Hello and welcome to the Thursday, June 5th, 2025
edition of the SANS Internet Storm Center's Stormcast. My
name is Johannes Ullrich and this episode brought to you by
the SANS.edu Graduate Certificate Program in Cyber
Defense Operations is recorded in Jacksonville, Florida.
Today we have a diary from Jan about an interesting phishing
trick that Jan ran across. This phishing trick basically
hides the malicious link from Outlook users. So at first the
email looks like, well, any other phishing email. It tries
to impersonate a bank, but when Jan hovered over the link
in Outlook, well, the link actually was a normal link for
this particular bank. So what's the point here? Well,
essentially what the attacker is likely trying to do here is
not trigger the phishing attack for Outlook users.

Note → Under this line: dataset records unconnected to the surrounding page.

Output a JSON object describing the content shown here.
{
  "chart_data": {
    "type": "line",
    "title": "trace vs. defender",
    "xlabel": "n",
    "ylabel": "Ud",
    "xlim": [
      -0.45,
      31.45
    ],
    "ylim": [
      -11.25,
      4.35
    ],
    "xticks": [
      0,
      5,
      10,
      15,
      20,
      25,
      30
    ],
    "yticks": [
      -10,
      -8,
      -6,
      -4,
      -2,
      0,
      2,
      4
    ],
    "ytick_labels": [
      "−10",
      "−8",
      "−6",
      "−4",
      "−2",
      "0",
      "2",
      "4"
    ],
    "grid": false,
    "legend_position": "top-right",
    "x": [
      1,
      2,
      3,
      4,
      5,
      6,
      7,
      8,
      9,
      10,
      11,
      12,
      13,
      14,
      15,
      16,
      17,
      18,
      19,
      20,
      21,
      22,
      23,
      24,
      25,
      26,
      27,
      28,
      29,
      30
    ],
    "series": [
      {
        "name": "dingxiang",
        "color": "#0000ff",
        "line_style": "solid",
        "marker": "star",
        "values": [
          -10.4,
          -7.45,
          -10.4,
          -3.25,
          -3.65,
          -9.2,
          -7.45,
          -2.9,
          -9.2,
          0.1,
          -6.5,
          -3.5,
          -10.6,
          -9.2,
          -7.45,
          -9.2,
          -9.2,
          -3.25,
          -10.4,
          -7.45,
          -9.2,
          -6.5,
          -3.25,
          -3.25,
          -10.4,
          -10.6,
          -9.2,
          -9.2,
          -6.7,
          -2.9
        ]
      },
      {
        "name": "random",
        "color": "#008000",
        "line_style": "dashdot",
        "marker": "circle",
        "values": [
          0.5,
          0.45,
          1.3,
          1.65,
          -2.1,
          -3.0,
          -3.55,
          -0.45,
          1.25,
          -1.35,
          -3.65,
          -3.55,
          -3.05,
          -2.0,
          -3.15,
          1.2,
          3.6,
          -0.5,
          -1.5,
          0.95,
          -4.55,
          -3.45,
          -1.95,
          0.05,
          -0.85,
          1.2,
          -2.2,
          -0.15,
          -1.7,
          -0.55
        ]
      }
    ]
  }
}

Because Outlook users are often corporate users. Most
home users and such may be more susceptible to phishing,
use webmail browser systems. And the corporate users, of
course, have more security around their browsing
experience, which of course could trigger an alert and
then could lead to the phishing site being
discovered. So what they're actually doing here is use
this little trick here with HTML comments. This is a
specific feature in Outlook that if MSO and you often see
some sort of product specific features implemented like
this, where essentially you can display different content
to Outlook users versus other users. And that's really
what's happening here. And that's how the non-Outlook
user is seeing the malicious link, while Outlook users are
seeing the benign link. Interesting little trick. And
like I said, it's not necessarily meant to protect
Outlook users. It's more to hide the malicious link from
users that are more likely part of a more managed IT
environment. And then we got an update from Amazon
regarding the default mode for AWS logging via CloudWatch
logs and others. And you may have received an email from
Amazon about this change, but it's easy to miss those
emails. The main issue is that currently the default logging
mode is what they call blocking mode. What this means
is that the application makes sure that all logs are
actually received. Now, if there is a disruption in
logging, that may actually then lead to your application
stopping because, well, it can no longer log. They're going
to change this now to non -blocking mode, which is kind
of like, you know, your good old syslog, UDP logging, where
you're sending the logs, but there is no guarantee that the
logs are actually being received. If you have your
logging buffer and so fill up, well, the logs will just get
lost. The advantage of the course is that now your
application will not break. It will continue to work. Whether
or not there's a change that you want or not depends on
your application. If you rather have the application
shut down, if logging doesn't work, or if you rather have an
application running, but without logging, that change
will become effective on June 25th. So starting June 25th,
the default logging mode will be the non-blocking mode. Then
we got a couple of Cisco updates. The one that's really
noteworthy here is a backdoor they removed from a Cisco
identity services engine on cloud platforms. Again, one of
those static credential vulnerabilities, as Cisco
calls them. Definitely make sure that you do update this
one. How it affects you depends on the exact
configuration. So refer to the Cisco advisory for any
details. And Infoblox patched a number of vulnerabilities in
its NetMRI system. We now have detailed write-ups on these
vulnerabilities, including proof of concept. The one that
you should probably be most worried about is an
unauthenticated command injection vulnerability via
the get-saml request. Very classic vulnerability if
you're looking at the code where it does actually just
pass the saml ID here without any proper input validation or
output encoding to this Perl script that then basically
does the saml authentication. This is Ruby code in Ruby. The
p-open command actually would have allowed for a better
method to implement this by actually passing these
arguments as separate arguments to popen. But well,
Infoblox choose not to take advantage of this feature.
Well, and that's it for today. So thanks for listening and
talk to you again tomorrow. Bye. Bye.